1 Introduction

This manual describes how to set up MyID^® to integrate with Windows Hello for Business.

Windows Hello for Business is a two-factor credential that provides a more secure alternative to passwords. Cryptographic keys are stored on your Windows PC; Windows Hello for Business allows you to access these keys through your configured authentication methods (PIN, facial biometrics, fingerprints, and so on) and thereby authenticate securely to your systems.

Note: MyID does not provide any configuration or management of the Windows Hello authentication methods – this is part of your Windows configuration. See your Microsoft documentation for details.

MyID allows you to set up Windows Hello credentials; you can specify which certificates you want to issue to the PC, request Windows Hello credentials for a specified user, and then collect the Windows Hello credentials onto a Windows PC using the MyID Self-Service App.

Once you have issued Windows Hello credentials to a PC, you can manage the lifecycle of the issued credentials; you can update the credentials, reprovision them entirely, or erase the certificates.

MyID can issue certificates to a new or existing Windows Hello credential; for an existing Windows Hello credential, MyID adds its certificates to those already present. MyID then manages its own certificates; it does not manage certificates added to Windows Hello by any other system.

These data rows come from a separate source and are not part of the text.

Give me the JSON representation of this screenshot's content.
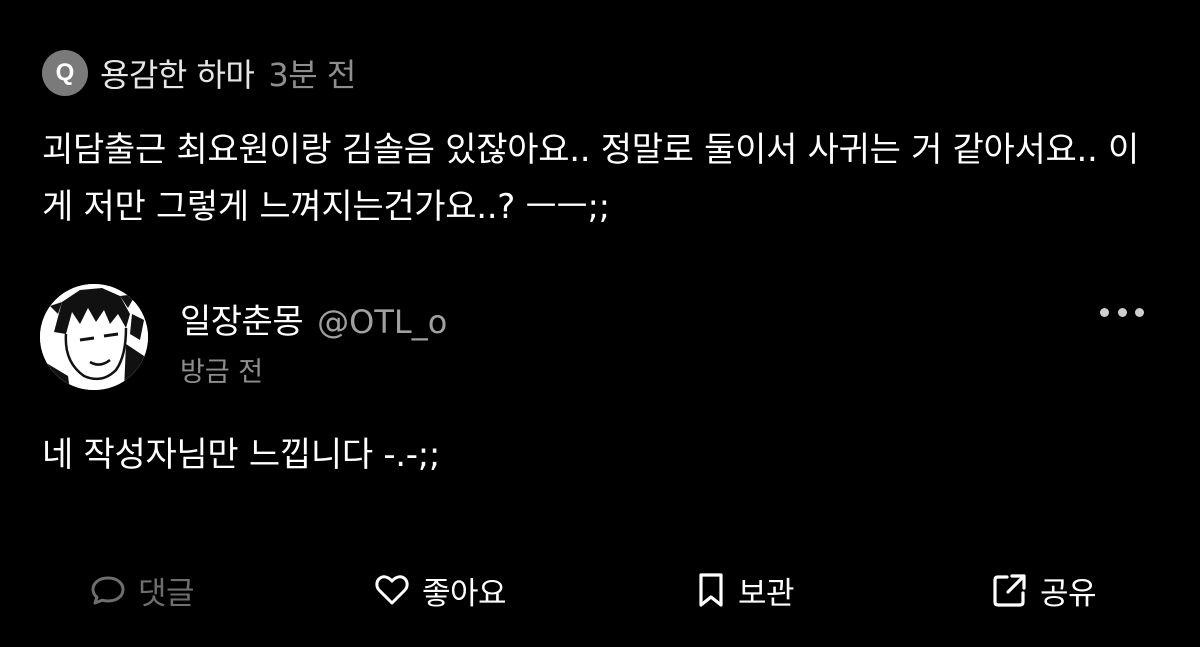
{
  "question": {
    "badge_letter": "Q",
    "asker_name": "용감한 하마",
    "time": "3분 전",
    "text": "괴담출근 최요원이랑 김솔음 있잖아요.. 정말로 둘이서 사귀는 거 같아서요.. 이게 저만 그렇게 느껴지는건가요..? ㅡㅡ;;"
  },
  "answer": {
    "author_name": "일장춘몽",
    "author_handle": "@OTL_o",
    "time": "방금 전",
    "text": "네 작성자님만 느낍니다 -.-;;"
  },
  "actions": {
    "comment_label": "댓글",
    "like_label": "좋아요",
    "save_label": "보관",
    "share_label": "공유"
  },
  "icons": {
    "more": "more-horizontal-icon",
    "comment": "speech-bubble-icon",
    "like": "heart-outline-icon",
    "save": "bookmark-outline-icon",
    "share": "share-external-icon"
  },
  "colors": {
    "background": "#000000",
    "text_primary": "#ffffff",
    "text_secondary": "#8e8e8e",
    "disabled": "#6e6e6e",
    "badge": "#7a7a7a"
  }
}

You can also configure MyID to allow you to log on to your MyID system using your Windows Hello credentials as a logon mechanism.

Note: If you have configured Windows Hello to use the "Certificate Trust Model", MyID will not manage the primary authentication certificate used by Windows Hello. This is because Microsoft manages this certificate as part of the Windows Hello for Business infrastructure, and it is not currently possible for third-party systems such as MyID to take over this management. MyID can provide additional authentication, signing, and encryption certificates to Windows Hello; this allows you to use your own PKI and business processes for these certificates.